Face à la pénurie de greffons, un amendement au projet de loi de santé propose de se passer de l’avis des proches du défunt dans des circonstances précises. Adopté dans la nuit de jeudi à vendredi par la commission aux Affaires sociales de l’Assemblée nationale avec le soutien du gouvernement, le texte prévoit de rendre le prélèvement automatique si le défunt n’est pas inscrit au Registre national du refus. Le projet de loi de santé sera examiné à l'Assemblée nationale à partir du 31 mars jusqu'au 10 avril.
Renforcer le consentement présumé
Déposé par les Prs Jean-Louis Touraine et Michèle Delaunay, députés PS, cet amendement prévoit qu’à partir de 2018, « le prélèvement peut être pratiqué dès lors que la personne majeure n'a pas fait connaître, de son vivant, son refus d'un tel prélèvement ». Les médecins ne chercheraient donc plus à recueillir le consentement de la famille. Le texte précise que « les proches du défunt seront informés des prélèvements envisagés et de la finalité de ces prélèvements. »
Actuellement, si un prélèvement est envisagé, la loi exige que les équipes médicales vérifient « systématiquement et obligatoirement si le défunt est inscrit au registre des refus », explique l’Agence de biomédecine. Or, moins de 100 000 personnes sont inscrites sur ce registre. Un chiffre que ne reflète probablement pas la part de la population favorable au don mais qui traduit l'ignorance du public de l’existence de ce registre.
Ainsi, dans une grande majorité des cas, les médecins n’ont pas connaissance de la volonté du défunt. Ils doivent donc « obligatoirement interroger les proches pour vérifier que le défunt n’était pas opposé au don », ajoute l’Agence de biomédecine.
Un choix difficile pour les proches
Une décision difficile et douloureuse qui mène souvent à un refus alors que près de 80 % des Français se disent favorables au don d'organes. Au moins un prélèvement possible sur trois est refusé. Un taux qui a triplé entre 1990 et 2012 passant de 9,6 % à 33,7 %. Les députés soulignent également que « la manifestation de ce refus est d’ailleurs souvent en contradiction avec le texte de loi : en effet, ce n’est pas l’avis de la famille qui est requis par la loi, mais le témoignage le plus juste et le plus assuré de la volonté du défunt ».

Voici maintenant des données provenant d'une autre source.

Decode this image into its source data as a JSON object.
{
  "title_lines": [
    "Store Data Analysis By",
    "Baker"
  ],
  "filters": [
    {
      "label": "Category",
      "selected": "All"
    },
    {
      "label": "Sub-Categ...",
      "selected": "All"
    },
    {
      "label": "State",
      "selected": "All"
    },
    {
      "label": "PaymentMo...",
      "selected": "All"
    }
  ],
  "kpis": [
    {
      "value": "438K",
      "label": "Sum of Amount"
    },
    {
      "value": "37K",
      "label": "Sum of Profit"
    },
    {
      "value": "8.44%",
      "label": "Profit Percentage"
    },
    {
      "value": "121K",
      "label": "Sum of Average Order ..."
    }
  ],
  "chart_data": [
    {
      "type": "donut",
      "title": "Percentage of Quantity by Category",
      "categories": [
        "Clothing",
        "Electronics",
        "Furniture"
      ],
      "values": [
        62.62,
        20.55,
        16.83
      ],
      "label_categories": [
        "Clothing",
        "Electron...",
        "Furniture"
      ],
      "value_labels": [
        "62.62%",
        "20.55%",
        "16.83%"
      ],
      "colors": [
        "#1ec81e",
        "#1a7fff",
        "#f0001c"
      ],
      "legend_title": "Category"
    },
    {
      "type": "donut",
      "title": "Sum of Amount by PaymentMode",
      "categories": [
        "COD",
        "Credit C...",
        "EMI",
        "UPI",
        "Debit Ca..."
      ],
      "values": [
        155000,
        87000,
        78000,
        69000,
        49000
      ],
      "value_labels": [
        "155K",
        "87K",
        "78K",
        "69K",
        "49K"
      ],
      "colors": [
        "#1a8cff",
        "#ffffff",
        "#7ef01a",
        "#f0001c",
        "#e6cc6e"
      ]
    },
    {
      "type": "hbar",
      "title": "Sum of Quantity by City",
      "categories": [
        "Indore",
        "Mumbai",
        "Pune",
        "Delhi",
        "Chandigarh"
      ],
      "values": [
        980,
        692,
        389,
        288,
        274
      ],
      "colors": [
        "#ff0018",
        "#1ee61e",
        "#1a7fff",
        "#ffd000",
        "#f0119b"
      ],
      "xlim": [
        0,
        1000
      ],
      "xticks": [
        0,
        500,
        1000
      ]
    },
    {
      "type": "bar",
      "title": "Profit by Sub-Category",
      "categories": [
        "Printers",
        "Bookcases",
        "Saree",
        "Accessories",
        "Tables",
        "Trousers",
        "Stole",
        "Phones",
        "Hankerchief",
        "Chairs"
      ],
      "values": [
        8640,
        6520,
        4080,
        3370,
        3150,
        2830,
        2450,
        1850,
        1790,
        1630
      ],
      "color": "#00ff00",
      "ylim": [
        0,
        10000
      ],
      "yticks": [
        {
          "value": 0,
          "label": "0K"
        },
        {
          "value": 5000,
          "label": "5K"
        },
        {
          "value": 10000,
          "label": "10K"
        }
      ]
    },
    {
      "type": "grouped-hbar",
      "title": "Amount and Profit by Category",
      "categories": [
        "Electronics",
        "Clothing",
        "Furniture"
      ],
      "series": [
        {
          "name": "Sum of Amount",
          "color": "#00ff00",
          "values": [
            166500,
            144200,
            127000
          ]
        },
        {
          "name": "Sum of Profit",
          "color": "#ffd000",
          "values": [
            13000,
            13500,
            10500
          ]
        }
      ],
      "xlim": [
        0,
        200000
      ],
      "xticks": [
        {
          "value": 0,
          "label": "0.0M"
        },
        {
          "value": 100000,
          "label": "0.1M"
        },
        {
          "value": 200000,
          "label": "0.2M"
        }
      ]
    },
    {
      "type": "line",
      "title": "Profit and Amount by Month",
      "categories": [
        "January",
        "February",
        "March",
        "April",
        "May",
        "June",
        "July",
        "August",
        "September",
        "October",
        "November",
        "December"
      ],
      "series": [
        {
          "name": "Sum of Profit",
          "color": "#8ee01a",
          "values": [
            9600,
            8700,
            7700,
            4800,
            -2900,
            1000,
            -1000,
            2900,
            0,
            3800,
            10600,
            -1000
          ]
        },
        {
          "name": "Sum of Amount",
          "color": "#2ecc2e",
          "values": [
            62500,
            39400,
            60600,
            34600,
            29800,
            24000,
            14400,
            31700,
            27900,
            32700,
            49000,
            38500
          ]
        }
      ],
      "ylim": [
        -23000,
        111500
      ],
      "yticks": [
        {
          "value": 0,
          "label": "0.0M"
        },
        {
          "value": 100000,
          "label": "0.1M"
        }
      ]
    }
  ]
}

Pourtant, « les médecins ne vont jamais à l’encontre de la décision prise par ses proches », souligne l’Agence de biomédecine. Pour les élus, la législation actuelle ne garantit pas que « la volonté du défunt soit respectée », notamment dans les familles « où plusieurs point de vue s’opposent ».
En 2013, près de 19 000 personnes étaient en attente d'une greffe. Une liste d'attente qui s'allonge année après année, entraînant la mort de centaines de personnes faute de greffe.